More often than not, US presidents fighting for re-election have benefited from a poll bounce in the aftermath of their party convention, a boost that traditionally brought support levels to a campaign high. Usually it has been down from there to election day in November.
Donald Trump is no ordinary candidate and has been known to defy historical trends. But it is not looking good for him. In the course of last week Democratic rival Joe Biden continued to lead him nationally, although the margin has tightened slightly since before the party conventions. According to four national polls released last Wednesday, Biden was retaining a lead of seven to eight percentage points. Enough to win the popular vote comfortably, although the contest in key swing states in the electoral college remains in the balance – like last time.
Trump’s hopes appear now to rest on securing a majority in the college despite a likely popular vote minority.
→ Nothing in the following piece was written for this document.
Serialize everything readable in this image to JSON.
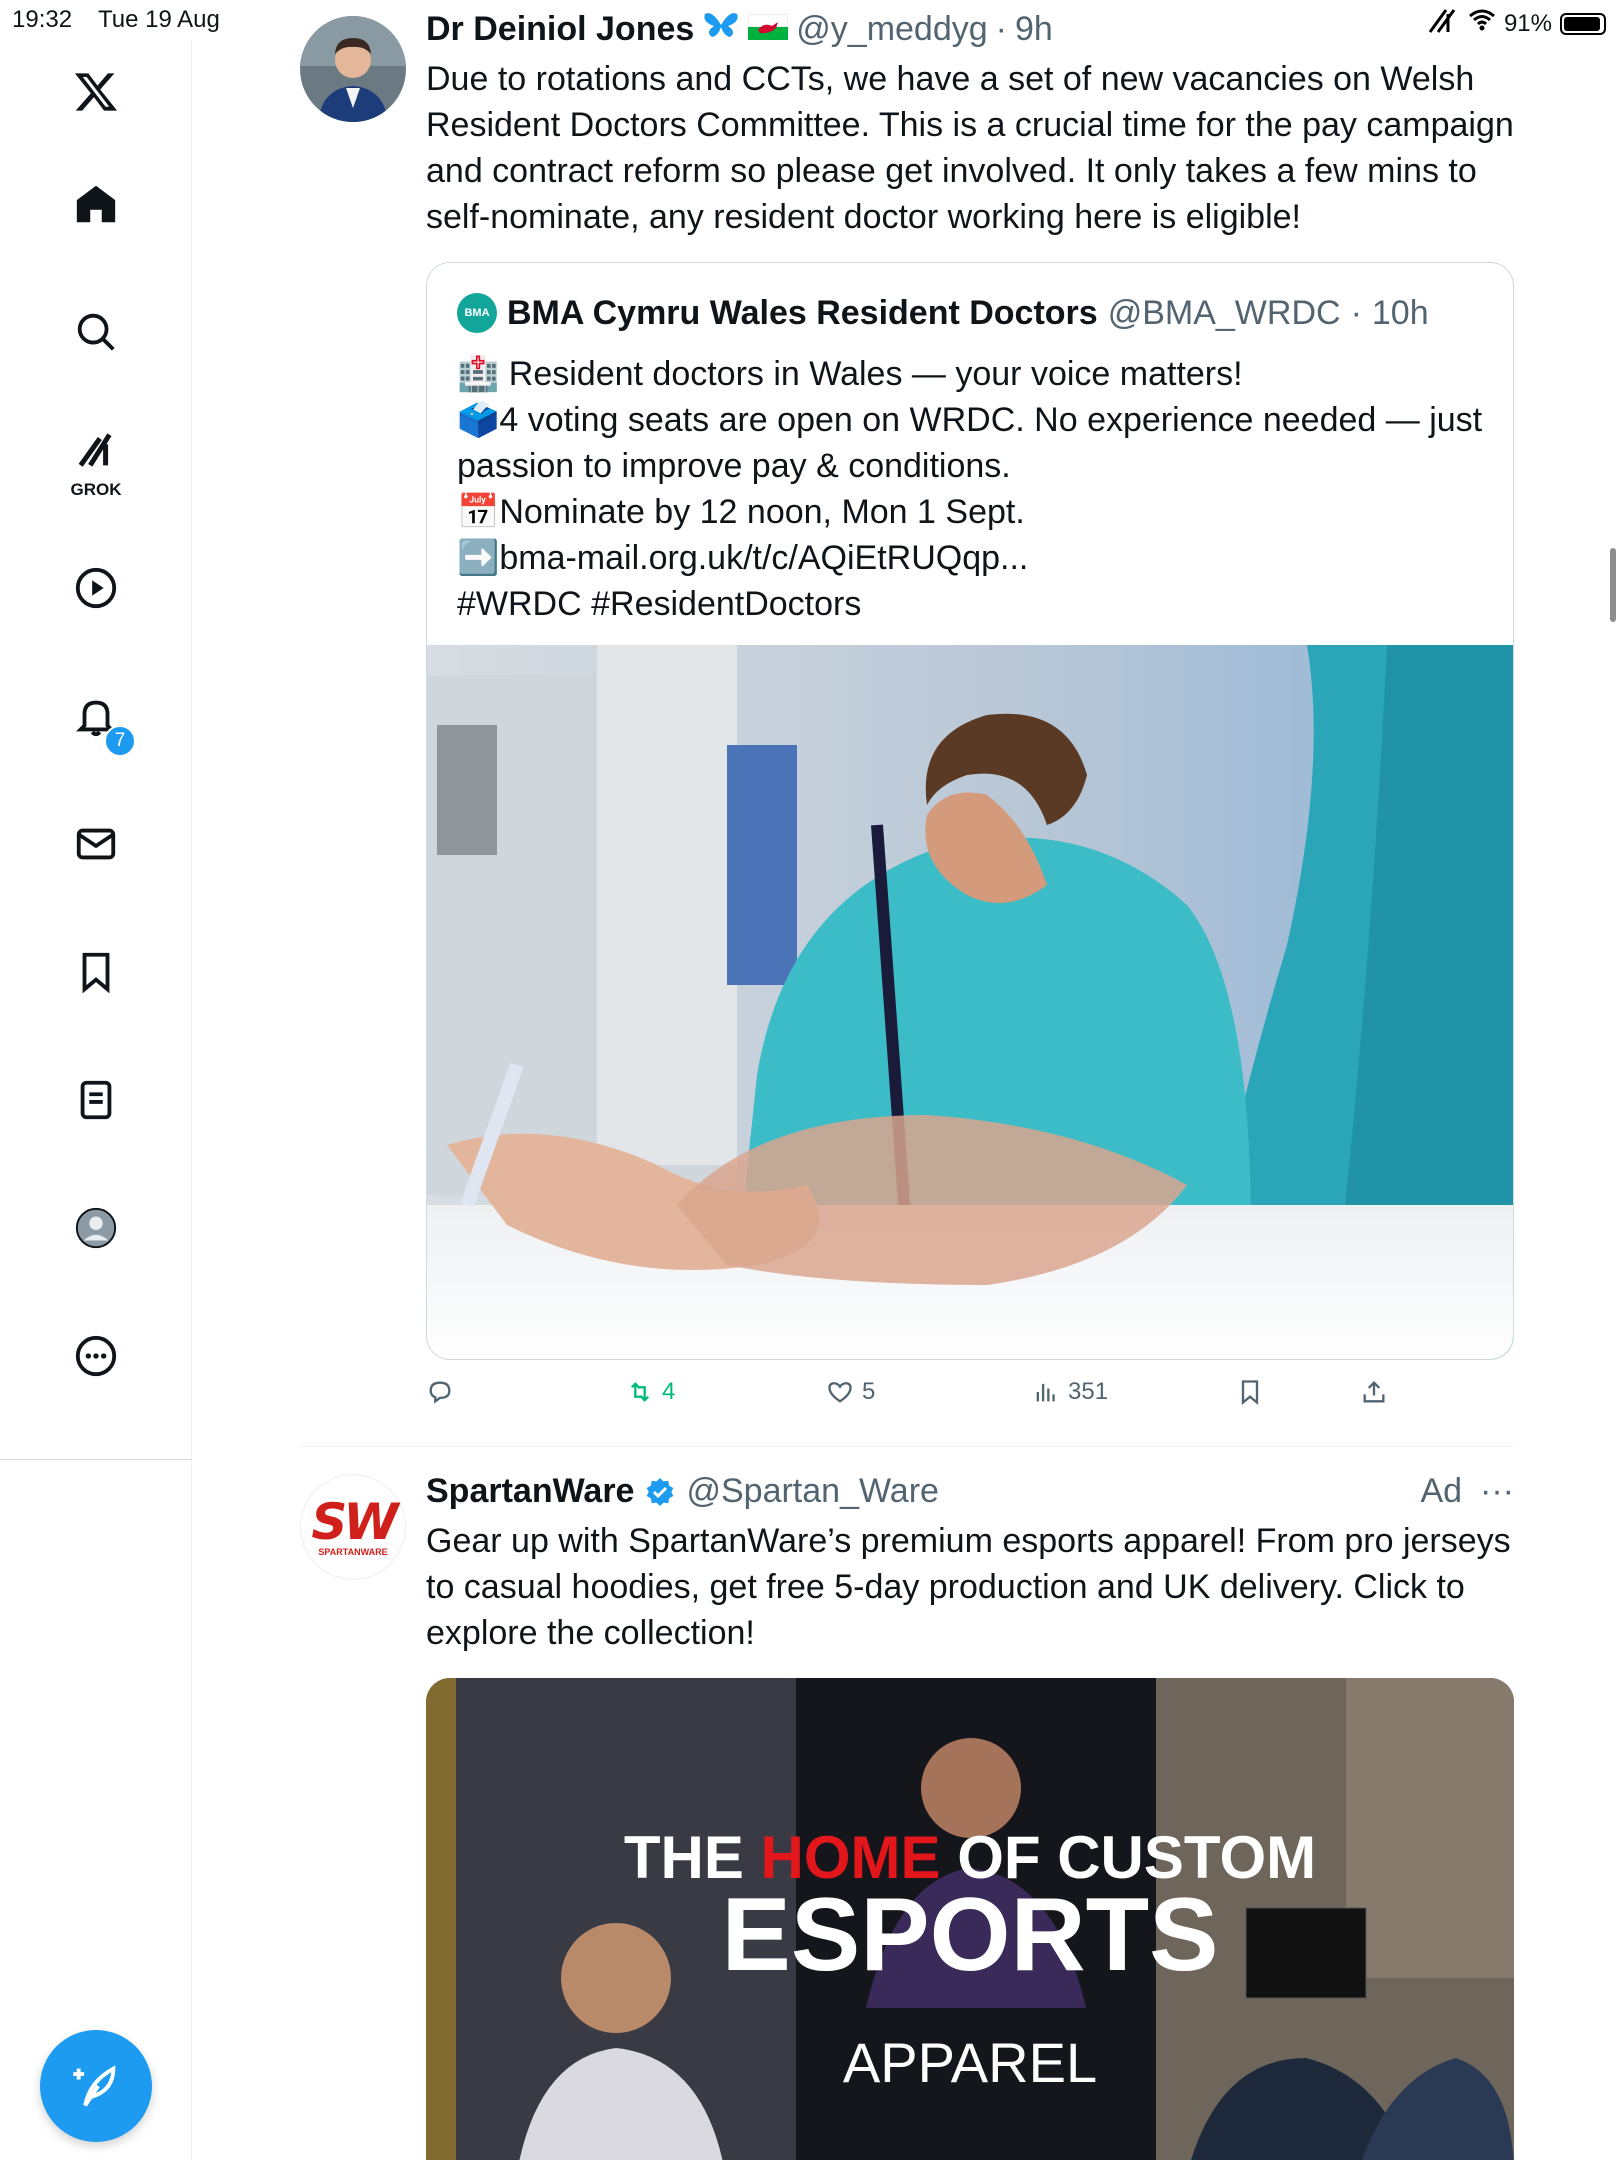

Unrest in Kenosha and Portland would appear to have played into the president's agenda. But, crucially, the polls suggest that his attempts at the Republican convention to reframe the contest around law and order – more order than law, and with a strong subtext of racism – haven't fundamentally reshaped the race to his advantage. Not yet anyway.
Both campaigns are now pumping money into ads and the level of personal vitriol on the issue is reaching new heights. Trump says Biden is soft on violence and a pawn of the anarchists and socialists who, he says, control major cities which the administration is now trying to defund. Biden says Trump is fanning the flames of division, causing the violence, and has been publicly excusing violence from his own supporters.
But in Arizona and Wisconsin, key states won by Trump in 2016, polls showed voters preferred Biden over Trump to handle the issues of policing and criminal justice by a five-point margin; in North Carolina, also Trump territory, voters were split down the middle on this. The law and order issue is not a certain winner for Trump.
This week both men will campaign in Pennsylvania, Biden's home state and a Hillary Clinton loss that is now crucial to a Trump electoral college win. A local poll suggests that the latter remains competitive in the state, with Biden leading by just one to three points among likely voters.
There are two months still to go, but the picture at this point is negative for Trump. One of the polls last week showed a massive erosion of a key Trump constituency, suburban women. “If the president’s coalition is going to consist of non-college-educated white men, evangelicals and seniors,” says poll director Peter Hanson of Grinnell College, “then he’s going to have a hard time.”